A commantary on social gender rules, hunting, and the coyote population growth questioning how long before there is a serious problem
Sunday, July 24, 2011
Coyote Council Minutes full moon 7 of the year
Please lets bring this meeting to order. Today's agenda is Humans to interact or to not interact. Chief Fuzzy of the eastern branch of the deer eaters has brought the information that the humans are continuing to try to establish contact with our kind. Please note that the domesticated coyotes that they have in there homes do not have the freedom of life that we enjoy and we are still determining if interaction is in the best interest of out group. Humans continue to provide us with food and shelter. We have had several non confrontational interactions with the group. Although the Western Compost Chompers report that they humans continue to catch our brethren and put the funny decorations around our necks like they do to their personal coyotes.
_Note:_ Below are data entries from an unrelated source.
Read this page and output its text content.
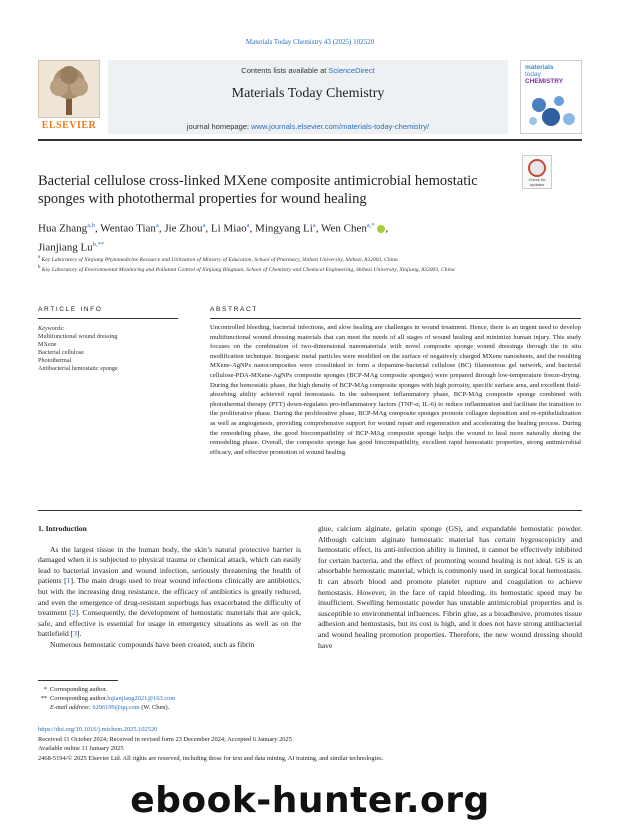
Materials Today Chemistry 43 (2025) 102520
ELSEVIER
Contents lists available at ScienceDirect
Materials Today Chemistry
journal homepage: www.journals.elsevier.com/materials-today-chemistry/
materials
today
CHEMISTRY
Bacterial cellulose cross-linked MXene composite antimicrobial hemostatic sponges with photothermal properties for wound healing
Check for
updates
Hua Zhang$^{a,b}$, Wentao Tian$^a$, Jie Zhou$^a$, Li Miao$^a$, Mingyang Li$^a$, Wen Chen$^{a,*}$ ,
Jianjiang $Lu^{b,**}$
$^a$ Key Laboratory of Xinjiang Phytomedicine Resource and Utilization of Ministry of Education, School of Pharmacy, Shihezi University, Shihezi, 832003, China
$^b$ Key Laboratory of Environmental Monitoring and Pollutant Control of Xinjiang Bingtuan, School of Chemistry and Chemical Engineering, Shihezi University, Xinjiang, 832003, China
ARTICLE INFO
Keywords:
Multifunctional wound dressing
MXene
Bacterial cellulose
Photothermal
Antibacterial hemostatic sponge
ABSTRACT
Uncontrolled bleeding, bacterial infections, and slow healing are challenges in wound treatment. Hence, there is an urgent need to develop multifunctional wound dressing materials that can meet the needs of all stages of wound healing and minimize human injury. This study focuses on the combination of two-dimensional nanomaterials with novel composite sponge wound dressings through the in situ modification technique. Inorganic metal particles were modified on the surface of negatively charged MXene nanosheets, and the resulting MXene-AgNPs nanocomposites were crosslinked to form a dopamine-bacterial cellulose (BC) filamentous gel network, and bacterial cellulose-PDA-MXene-AgNPs composite sponges (BCP-MAg composite sponges) were prepared through low-temperature freeze-drying. During the hemostatic phase, the high density of BCP-MAg composite sponges with high porosity, specific surface area, and excellent fluid-absorbing ability achieved rapid hemostasis. In the subsequent inflammatory phase, BCP-MAg composite sponge combined with photothermal therapy (PTT) down-regulates pro-inflammatory factors (TNF-α, IL-6) to reduce inflammation and facilitate the transition to the proliferative phase. During the proliferative phase, BCP-MAg composite sponges promote collagen deposition and re-epithelialization as well as angiogenesis, providing comprehensive support for wound repair and regeneration and accelerating the healing process. During the remodeling phase, the good biocompatibility of BCP-MAg composite sponge helps the wound to heal more naturally during the remodeling phase. Overall, the composite sponge has good biocompatibility, excellent rapid hemostatic properties, strong antimicrobial efficacy, and effective promotion of wound healing.
1. Introduction

As the largest tissue in the human body, the skin’s natural protective barrier is damaged when it is subjected to physical trauma or chemical attack, which can easily lead to bacterial invasion and wound infection, seriously threatening the health of patients [1]. The main drugs used to treat wound infections clinically are antibiotics, but with the increasing drug resistance, the efficacy of antibiotics is greatly reduced, and even the emergence of drug-resistant superbugs has exacerbated the difficulty of treatment [2]. Consequently, the development of hemostatic materials that are quick, safe, and effective is essential for usage in emergency situations as well as on the battlefield [3].

Numerous hemostatic compounds have been created, such as fibrin

glue, calcium alginate, gelatin sponge (GS), and expandable hemostatic powder. Although calcium alginate hemostatic material has certain hygroscopicity and hemostatic effect, its anti-infection ability is limited, it cannot be effectively inhibited for certain bacteria, and the effect of promoting wound healing is not ideal. GS is an absorbable hemostatic material, which is commonly used in surgical local hemostasis. It can absorb blood and promote platelet rupture and coagulation to achieve hemostasis. However, in the face of rapid bleeding, its hemostatic speed may be insufficient. Swelling hemostatic powder has unstable antimicrobial properties and is susceptible to environmental influences. Fibrin glue, as a bioadhesive, promotes tissue adhesion and hemostasis, but its cost is high, and it does not have strong antibacterial and wound healing promotion properties. Therefore, the new wound dressing should have

* Corresponding author.
** Corresponding author.lujianjiang2021@163.com
E-mail address: 6296199@qq.com (W. Chen).
https://doi.org/10.1016/j.mtchem.2025.102520
Received 11 October 2024; Received in revised form 23 December 2024; Accepted 6 January 2025
Available online 11 January 2025
2468-5194/© 2025 Elsevier Ltd. All rights are reserved, including those for text and data mining, AI training, and similar technologies.
ebook-hunter.org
Good news the decoration does not cause you to live in a human home and give up your free lifestyle. Let us all thank Hairy Dog for bring us this news after his capture. We are all grateful for his safe return and the new information that he was able to give us. At this time we are creating a fact finding group to report back any new information on the humans and their attempts at interaction. At this time the council is still recomenting no direct interaction but feel free to avail yourselves of anything the humans leave for you. If any one would like more information of to join the research group please contact Secretary Big Hairy Toe or his mate Little tail.